Receberam os crachás em cerimónia pública realizada em Bissau em 29 de Abril de 1964. Alguns destes militares foram nomeados instrutores do 1º Curso de Comandos que se realizou em Brá, de 30 de Setembro a 17 de Novembro de 1964, os quais deram origem aos primeiros grupos de Comandos, que tomaram os nomes de “Fantasmas”, “Panteras” e “Camaleões” quando terminaram a formação.

Em Junho de 1965, começou o 2º Curso de Comandos na Guiné, de onde saíram quatro grupos que substituíram os três iniciais e mais um. Estes novos grupos receberam os nomes de “Centauros”, “Apaches”, “Vampiros” e “Diabólicos”.

Em 30 de Junho de 1966, desembarcou em Bissau a 3ª Companhia de Comandos (metropolitanos), a primeira unidade deste escalão formada e instruída em Lamego. Terminara a fase dos grupos de Comandos independentes. À 3ª Companhia de Comandos sucedeu ainda no mesmo ano, a 5ª Companhia. No futuro e até ao fim da guerra, a Guiné ficaria com duas companhias de Comandos mobilizadas pela Metrópole no seu dispositivo.

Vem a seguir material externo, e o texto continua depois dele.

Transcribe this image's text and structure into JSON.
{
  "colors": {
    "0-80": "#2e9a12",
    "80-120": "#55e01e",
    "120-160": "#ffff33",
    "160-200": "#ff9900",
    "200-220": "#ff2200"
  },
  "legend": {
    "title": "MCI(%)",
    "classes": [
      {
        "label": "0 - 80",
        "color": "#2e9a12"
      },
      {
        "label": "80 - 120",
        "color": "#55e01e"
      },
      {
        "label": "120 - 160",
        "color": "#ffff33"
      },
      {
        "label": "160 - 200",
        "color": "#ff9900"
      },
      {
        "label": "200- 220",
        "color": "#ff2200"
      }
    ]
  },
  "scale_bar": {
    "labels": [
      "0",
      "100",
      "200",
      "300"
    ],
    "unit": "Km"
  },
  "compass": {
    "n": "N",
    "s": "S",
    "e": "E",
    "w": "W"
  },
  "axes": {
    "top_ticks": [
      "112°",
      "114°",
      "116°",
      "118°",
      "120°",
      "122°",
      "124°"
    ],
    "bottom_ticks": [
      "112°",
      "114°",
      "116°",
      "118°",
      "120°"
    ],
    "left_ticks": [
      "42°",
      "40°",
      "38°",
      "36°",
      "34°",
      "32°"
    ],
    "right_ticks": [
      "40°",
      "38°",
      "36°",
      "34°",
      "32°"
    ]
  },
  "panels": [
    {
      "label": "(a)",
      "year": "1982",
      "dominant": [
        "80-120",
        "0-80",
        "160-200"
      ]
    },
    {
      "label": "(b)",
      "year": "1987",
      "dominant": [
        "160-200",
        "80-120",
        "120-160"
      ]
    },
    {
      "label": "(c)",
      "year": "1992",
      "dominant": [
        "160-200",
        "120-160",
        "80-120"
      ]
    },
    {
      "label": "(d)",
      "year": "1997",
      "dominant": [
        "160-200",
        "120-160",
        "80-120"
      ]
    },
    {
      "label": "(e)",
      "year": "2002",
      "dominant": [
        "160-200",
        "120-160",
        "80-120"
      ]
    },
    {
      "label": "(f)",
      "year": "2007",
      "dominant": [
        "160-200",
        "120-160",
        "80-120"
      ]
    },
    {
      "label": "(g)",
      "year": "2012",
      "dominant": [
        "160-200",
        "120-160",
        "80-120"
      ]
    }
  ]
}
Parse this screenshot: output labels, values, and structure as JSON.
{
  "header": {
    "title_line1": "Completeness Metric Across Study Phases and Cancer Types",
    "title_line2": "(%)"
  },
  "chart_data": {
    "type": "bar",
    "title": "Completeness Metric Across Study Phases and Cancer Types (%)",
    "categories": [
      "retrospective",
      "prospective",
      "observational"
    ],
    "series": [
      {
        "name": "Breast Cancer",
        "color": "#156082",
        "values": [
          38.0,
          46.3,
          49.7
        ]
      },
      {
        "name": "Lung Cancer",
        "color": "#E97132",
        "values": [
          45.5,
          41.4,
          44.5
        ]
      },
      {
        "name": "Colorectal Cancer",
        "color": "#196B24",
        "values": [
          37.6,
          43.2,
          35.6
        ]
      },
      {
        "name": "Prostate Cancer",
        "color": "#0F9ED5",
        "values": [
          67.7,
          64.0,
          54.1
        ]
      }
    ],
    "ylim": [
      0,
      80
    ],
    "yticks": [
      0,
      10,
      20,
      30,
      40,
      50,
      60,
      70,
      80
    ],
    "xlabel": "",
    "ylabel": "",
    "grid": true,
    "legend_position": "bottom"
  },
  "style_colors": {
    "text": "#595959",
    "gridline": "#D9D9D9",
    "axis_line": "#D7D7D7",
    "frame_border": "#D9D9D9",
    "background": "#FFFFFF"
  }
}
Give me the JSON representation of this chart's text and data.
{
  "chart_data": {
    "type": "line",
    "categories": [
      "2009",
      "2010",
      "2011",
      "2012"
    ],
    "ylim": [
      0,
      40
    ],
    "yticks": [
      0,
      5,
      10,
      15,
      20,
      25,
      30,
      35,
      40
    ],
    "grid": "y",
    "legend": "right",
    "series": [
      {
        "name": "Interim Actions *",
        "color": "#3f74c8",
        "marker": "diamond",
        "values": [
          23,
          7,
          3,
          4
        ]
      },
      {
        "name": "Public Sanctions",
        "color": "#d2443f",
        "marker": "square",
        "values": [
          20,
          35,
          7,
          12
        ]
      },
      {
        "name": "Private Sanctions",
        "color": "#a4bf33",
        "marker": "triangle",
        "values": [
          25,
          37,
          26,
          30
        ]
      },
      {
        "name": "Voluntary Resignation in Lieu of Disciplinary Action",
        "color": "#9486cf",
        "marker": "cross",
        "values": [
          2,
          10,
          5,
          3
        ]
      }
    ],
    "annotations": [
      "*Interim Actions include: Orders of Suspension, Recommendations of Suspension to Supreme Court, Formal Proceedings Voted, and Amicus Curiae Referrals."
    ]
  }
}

À 3ª e à 5ª companhias de comandos sucederam as 15ª e a 16ª, a que se seguiriam as 35ª, 38ª e a 4041.

 

Companhias de comandos africanas

As companhias de comandos africanas, constituídas exclusivamente por militares da Guiné, começaram a ser organizadas a partir de 1969, no centro de instrução de Fá Mandinga. A 1ª Companhia recebeu voluntários e quadros africanos dos antigos grupos de comandos e jurou bandeira a 26 de Abril de 1970. Tomou parte em várias operações, entre as quais a «Mar Verde», com o assalto a Conacri.

A 2ª Companhia também foi preparada em Fá Mandinga, recebeu graduados da 1ª Companhia e ficou pronta para operações em 23 de Setembro de 1971. A 3ª Companhia fez o mesmo percurso das anteriores e recebeu o seu “crachat” de Comando a 2 de Novembro na cerimónia de criação do Batalhão de Comandos Africanos.

Em 1973 foi realizado em Mansabá um curso de comandos para recompletamento, com a curiosidade de terem iniciado a sua actividade operacional na Operação Ametista Real com o assalto à base de Cumbamory, no Senegal.